Bristol, Connecticut, has introduced a new policy to address the ongoing penny shortage affecting businesses. Local leaders decided to round cash payments to the nearest nickel amid a nationwide dilemma exacerbated by the federal government’s cessation of penny production.
Bristol’s Rounding Policy Explained
Under the new policy, cash transactions at City Hall will be rounded based on the following guidelines:
- If a bill totals $1.01 or $1.02, it will be adjusted down to $1.00.
- If a bill is $1.03 or $1.04, it will be rounded up to $1.05.
This initiative aims to simplify transactions and alleviate the burdens placed on local businesses due to the shortage of pennies. Despite the federal halt on penny production, there still remain over 100 billion pennies in circulation.
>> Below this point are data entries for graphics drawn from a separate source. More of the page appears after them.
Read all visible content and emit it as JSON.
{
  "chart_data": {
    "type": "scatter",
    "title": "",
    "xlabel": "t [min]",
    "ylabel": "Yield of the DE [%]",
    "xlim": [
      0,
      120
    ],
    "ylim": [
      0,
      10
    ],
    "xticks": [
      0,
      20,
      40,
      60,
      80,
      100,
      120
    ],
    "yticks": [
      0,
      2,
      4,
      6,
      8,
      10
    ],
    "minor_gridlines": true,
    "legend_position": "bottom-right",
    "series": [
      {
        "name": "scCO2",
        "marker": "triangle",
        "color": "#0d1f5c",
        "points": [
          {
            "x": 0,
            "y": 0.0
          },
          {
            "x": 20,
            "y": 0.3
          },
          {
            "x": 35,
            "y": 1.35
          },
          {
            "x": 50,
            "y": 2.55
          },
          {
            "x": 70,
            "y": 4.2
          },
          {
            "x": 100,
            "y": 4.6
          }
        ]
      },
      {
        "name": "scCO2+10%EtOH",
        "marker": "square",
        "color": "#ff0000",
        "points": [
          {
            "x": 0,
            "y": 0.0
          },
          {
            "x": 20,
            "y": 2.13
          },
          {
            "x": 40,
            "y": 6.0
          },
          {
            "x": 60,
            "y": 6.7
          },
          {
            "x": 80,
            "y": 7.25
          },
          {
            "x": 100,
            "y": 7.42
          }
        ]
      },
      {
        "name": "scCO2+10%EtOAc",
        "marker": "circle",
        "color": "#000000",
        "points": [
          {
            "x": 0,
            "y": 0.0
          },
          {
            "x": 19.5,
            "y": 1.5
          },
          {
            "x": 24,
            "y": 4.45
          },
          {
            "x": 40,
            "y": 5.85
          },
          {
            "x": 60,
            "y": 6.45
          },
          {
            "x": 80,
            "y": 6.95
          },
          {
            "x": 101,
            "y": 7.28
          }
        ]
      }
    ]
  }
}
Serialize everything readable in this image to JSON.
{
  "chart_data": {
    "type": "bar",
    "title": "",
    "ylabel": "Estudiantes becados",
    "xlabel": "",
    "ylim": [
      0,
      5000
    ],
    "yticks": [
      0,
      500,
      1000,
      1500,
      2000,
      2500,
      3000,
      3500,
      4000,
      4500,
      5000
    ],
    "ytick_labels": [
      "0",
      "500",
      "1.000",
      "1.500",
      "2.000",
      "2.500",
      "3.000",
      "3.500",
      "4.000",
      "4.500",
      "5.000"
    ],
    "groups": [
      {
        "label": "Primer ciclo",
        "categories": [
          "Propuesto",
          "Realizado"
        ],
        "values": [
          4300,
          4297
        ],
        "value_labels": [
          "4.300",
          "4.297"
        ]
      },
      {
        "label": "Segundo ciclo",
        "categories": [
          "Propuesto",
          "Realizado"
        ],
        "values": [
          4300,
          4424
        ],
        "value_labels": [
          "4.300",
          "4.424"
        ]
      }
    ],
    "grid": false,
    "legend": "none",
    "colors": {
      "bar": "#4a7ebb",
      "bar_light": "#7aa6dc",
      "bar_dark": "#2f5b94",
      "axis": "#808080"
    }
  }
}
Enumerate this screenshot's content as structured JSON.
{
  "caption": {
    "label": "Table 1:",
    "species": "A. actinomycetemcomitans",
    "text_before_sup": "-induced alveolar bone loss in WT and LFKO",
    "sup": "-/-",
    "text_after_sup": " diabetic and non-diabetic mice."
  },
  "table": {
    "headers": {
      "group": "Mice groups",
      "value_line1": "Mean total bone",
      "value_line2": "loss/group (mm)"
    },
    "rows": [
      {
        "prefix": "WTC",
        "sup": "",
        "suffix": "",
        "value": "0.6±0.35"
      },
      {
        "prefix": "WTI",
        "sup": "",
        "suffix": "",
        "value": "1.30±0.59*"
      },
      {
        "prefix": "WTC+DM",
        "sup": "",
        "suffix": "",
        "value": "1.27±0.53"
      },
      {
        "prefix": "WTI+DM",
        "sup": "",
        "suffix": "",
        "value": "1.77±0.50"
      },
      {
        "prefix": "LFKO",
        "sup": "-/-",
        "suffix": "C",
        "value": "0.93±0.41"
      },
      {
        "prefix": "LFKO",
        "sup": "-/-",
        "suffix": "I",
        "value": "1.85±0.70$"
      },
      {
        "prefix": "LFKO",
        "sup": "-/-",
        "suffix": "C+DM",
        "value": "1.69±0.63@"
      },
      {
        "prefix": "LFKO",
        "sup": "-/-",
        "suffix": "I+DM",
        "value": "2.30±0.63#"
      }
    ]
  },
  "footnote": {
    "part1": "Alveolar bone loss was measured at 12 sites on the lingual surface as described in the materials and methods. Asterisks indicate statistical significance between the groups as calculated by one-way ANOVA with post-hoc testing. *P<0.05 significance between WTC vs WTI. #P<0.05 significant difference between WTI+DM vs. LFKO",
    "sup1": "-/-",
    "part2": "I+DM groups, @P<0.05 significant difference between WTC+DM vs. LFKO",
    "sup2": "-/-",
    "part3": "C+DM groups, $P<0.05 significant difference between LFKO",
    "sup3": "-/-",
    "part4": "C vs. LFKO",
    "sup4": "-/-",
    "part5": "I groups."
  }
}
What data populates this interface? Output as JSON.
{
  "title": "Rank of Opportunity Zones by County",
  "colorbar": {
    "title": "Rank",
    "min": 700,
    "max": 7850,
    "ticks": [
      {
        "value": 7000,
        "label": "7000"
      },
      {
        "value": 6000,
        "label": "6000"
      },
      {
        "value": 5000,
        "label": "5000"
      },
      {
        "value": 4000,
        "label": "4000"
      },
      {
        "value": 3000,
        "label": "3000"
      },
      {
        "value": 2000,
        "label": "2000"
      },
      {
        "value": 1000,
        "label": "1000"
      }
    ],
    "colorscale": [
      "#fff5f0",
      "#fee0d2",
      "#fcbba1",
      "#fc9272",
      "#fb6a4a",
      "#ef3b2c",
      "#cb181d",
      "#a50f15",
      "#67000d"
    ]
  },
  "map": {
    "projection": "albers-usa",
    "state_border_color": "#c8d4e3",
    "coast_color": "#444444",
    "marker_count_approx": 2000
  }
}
Local Business Perspectives
Some Bristol business owners have already adapted to a cash system that excludes pennies. For instance, Ken Meehan, owner of Ken’s Grille, has operated without pennies for over 25 years. He maintains that pricing items with whole numbers simplifies change-making.
“It’s just easier to make change,” Meehan stated. “I’m not counting pennies.”
Community Reaction
Customer sentiments mirror the adaptability of businesses. Joe Fitzsimons, who frequents the Bell City Diner, supports the rounding initiative. He believes it is a practical solution in light of the current situation.
“It’s fair,” Fitzsimons commented. “Common sense.”
State Guidance vs. Local Policy
This policy, however, contrasts with the recommendations from the Connecticut Department of Consumer Protection, which advises businesses to always round down to the nearest nickel. Under state law, customers should not pay more in cash than they would with other payment methods. For example, a coffee priced at 99 cents should be charged at 95 cents.
Bristol leaders recognize the need for a local plan in light of the ongoing penny production issue. They are seeking to promote business efficiency while navigating the constraints of a dwindling currency supply.